A study out this week by the American College of Physicians (ACP) has reignited the debate about recommended breast cancer screening protocols.
The study, which offers up new guidelines for less mammography for women 50-74 and discontinued screenings for women 75 and older, drew sharp criticism from the American College of Radiology (ACR) and breast imaging radiologists.
“The reviewers discounted research reports that used observational studies – which are extensive and often excellent – and instead, relied on randomized controlled trials (RCTs),” Dr. Debra Monticciolo, professor of radiology at Texas A&M University, vice-chair for research, and section chief of breast imaging at Baylor, Scott and White Health, told HCB News. “While many RCTs are good studies, all are more than 25 years old – some more than 50 years old – and do not represent current mammography technique. This is a major limitation of the ACP report.”
The ACP also got a lot of information in their report, which was published in the Annals of Internal Medicine
, "wrong," according to Monticciolo, who is the former chair of the ACR Breast Imaging Commission. For example, ACP states that the incidence of breast cancer is low in women younger than age 60.

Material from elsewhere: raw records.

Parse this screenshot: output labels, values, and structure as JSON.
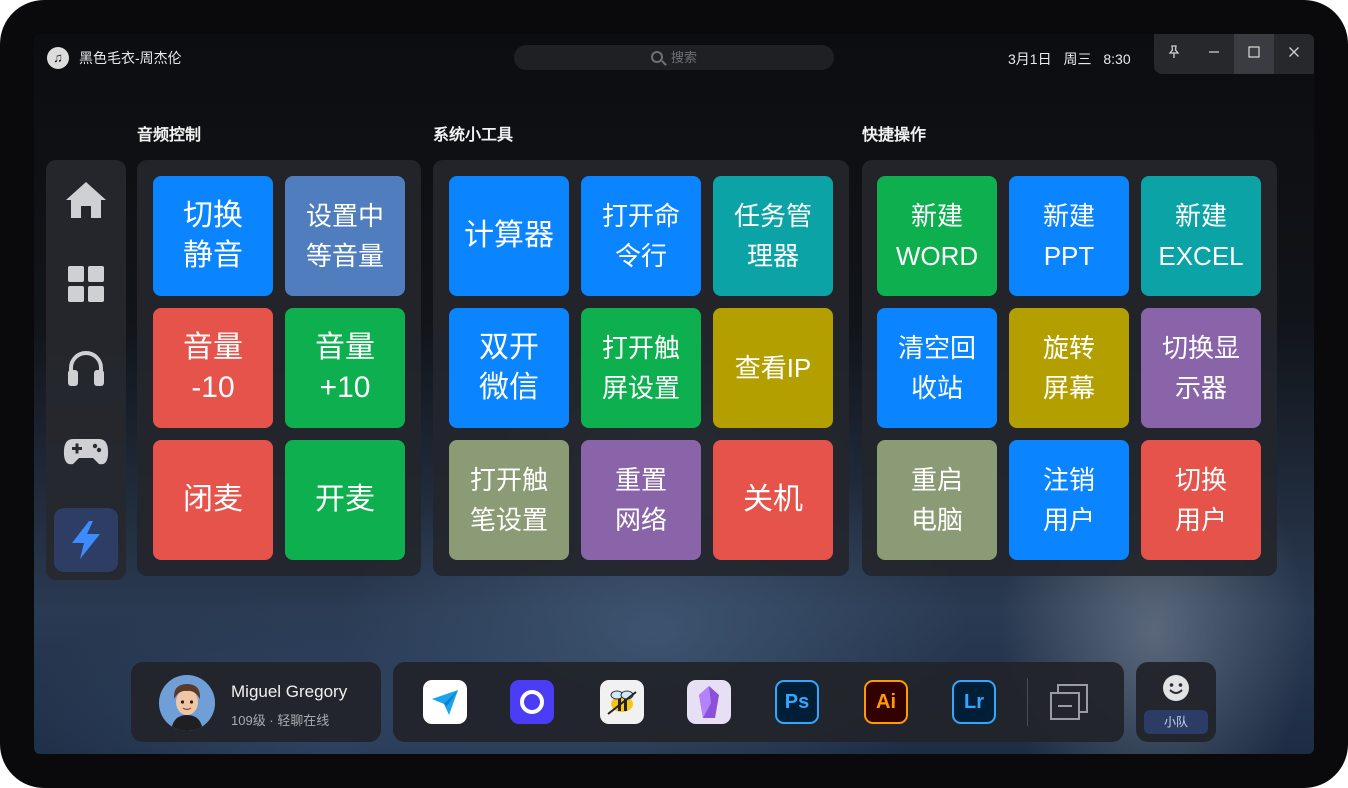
{
  "titlebar": {
    "song": "黑色毛衣-周杰伦",
    "search_placeholder": "搜索",
    "date": "3月1日",
    "weekday": "周三",
    "time": "8:30",
    "pin_icon": "pin-icon",
    "controls": [
      "minimize-icon",
      "maximize-icon",
      "close-icon"
    ]
  },
  "sidebar": {
    "items": [
      {
        "icon": "home-icon"
      },
      {
        "icon": "grid-icon"
      },
      {
        "icon": "headphones-icon"
      },
      {
        "icon": "gamepad-icon"
      },
      {
        "icon": "lightning-icon",
        "active": true
      }
    ]
  },
  "sections": [
    {
      "title": "音频控制",
      "tiles": [
        {
          "label": "切换\n静音",
          "color": "#0a84ff"
        },
        {
          "label": "设置中\n等音量",
          "color": "#4f7dbd"
        },
        {
          "label": "音量\n-10",
          "color": "#e5534b"
        },
        {
          "label": "音量\n+10",
          "color": "#0eaf4f"
        },
        {
          "label": "闭麦",
          "color": "#e5534b"
        },
        {
          "label": "开麦",
          "color": "#0eaf4f"
        }
      ]
    },
    {
      "title": "系统小工具",
      "tiles": [
        {
          "label": "计算器",
          "color": "#0a84ff"
        },
        {
          "label": "打开命\n令行",
          "color": "#0a84ff"
        },
        {
          "label": "任务管\n理器",
          "color": "#0ba3a6"
        },
        {
          "label": "双开\n微信",
          "color": "#0a84ff"
        },
        {
          "label": "打开触\n屏设置",
          "color": "#0eaf4f"
        },
        {
          "label": "查看IP",
          "color": "#b3a000"
        },
        {
          "label": "打开触\n笔设置",
          "color": "#8a9b75"
        },
        {
          "label": "重置\n网络",
          "color": "#8a64a8"
        },
        {
          "label": "关机",
          "color": "#e5534b"
        }
      ]
    },
    {
      "title": "快捷操作",
      "tiles": [
        {
          "label": "新建\nWORD",
          "color": "#0eaf4f"
        },
        {
          "label": "新建\nPPT",
          "color": "#0a84ff"
        },
        {
          "label": "新建\nEXCEL",
          "color": "#0ba3a6"
        },
        {
          "label": "清空回\n收站",
          "color": "#0a84ff"
        },
        {
          "label": "旋转\n屏幕",
          "color": "#b3a000"
        },
        {
          "label": "切换显\n示器",
          "color": "#8a64a8"
        },
        {
          "label": "重启\n电脑",
          "color": "#8a9b75"
        },
        {
          "label": "注销\n用户",
          "color": "#0a84ff"
        },
        {
          "label": "切换\n用户",
          "color": "#e5534b"
        }
      ]
    }
  ],
  "user": {
    "name": "Miguel Gregory",
    "status": "109级 · 轻聊在线"
  },
  "dock": {
    "apps": [
      {
        "icon": "paper-plane-icon",
        "bg": "#ffffff"
      },
      {
        "icon": "ring-app-icon",
        "bg": "#4b3cf5"
      },
      {
        "icon": "bee-icon",
        "bg": "#f1f1f1"
      },
      {
        "icon": "crystal-icon",
        "bg": "#e7dff3"
      },
      {
        "icon": "photoshop-icon",
        "text": "Ps",
        "bg": "#001e36",
        "fg": "#31a8ff"
      },
      {
        "icon": "illustrator-icon",
        "text": "Ai",
        "bg": "#330000",
        "fg": "#ff9a00"
      },
      {
        "icon": "lightroom-icon",
        "text": "Lr",
        "bg": "#001e36",
        "fg": "#31a8ff"
      }
    ],
    "extra_icon": "window-stack-icon"
  },
  "team": {
    "icon": "smiley-icon",
    "label": "小队"
  }
}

“This is incorrect – more than 50 percent of (in situ cancer) and almost half of all invasive breast cancers occur in women under 60,” Monticciolo said. “This is a dangerous error. Breast cancer is the most common cancer in women and the second leading cause of cancer death. It certainly has a major impact, not a low incidence, for women under 60.”
Dr. Laurie Margolies, professor of radiology at Icahn School of Medicine at Mount Sinai and chief of breast imaging at Mount Sinai Health System, told HCB News that many past studies had conducted the same reviews as the ACP study, which she said did not provide any new evidence. She took issue with the conclusion of the ACP reports related to harm caused by mammography false positives and related overdiagnosis and over-treatment
“False positives are discussed [in the ACP report], yet it is important to remember that a false positive does not mean that a woman is told she has cancer when she does not,” Margolies said. “But that there is something on the mammogram that does not seem quite right to the radiologist.”
The protocol in such cases is more images or an ultrasound to make a conclusive reading. Most women who are recalled for mostly outpatient follow-up images do not end up with a biopsy, she added.
In its statement, the ACR maintained that the recommended ACP guidelines could result in up to 10,000 additional and unnecessary breast cancer deaths annually. The ACP protocols could also result in thousands of women enduring more extensive surgery, mastectomies and chemotherapy to treat advanced cancers.
According to ACR, the ACP report mirrors the recommendations by the U.S. Preventive Services Task Force. However, the ACP guidelines are counter to the mammography screening guidelines of the ACR, the American Cancer Society and the Society of Breast Imaging.
“Women should be allowed to gain maximum benefit from screening and also should understand the risks, which are overstated in the ACP report,” said Monticciolo. “If a woman wants to have the best chance of avoiding breast cancer death, she will want to have a mammogram every year starting at age 40. Some women should start sooner if they are at higher than average risk.”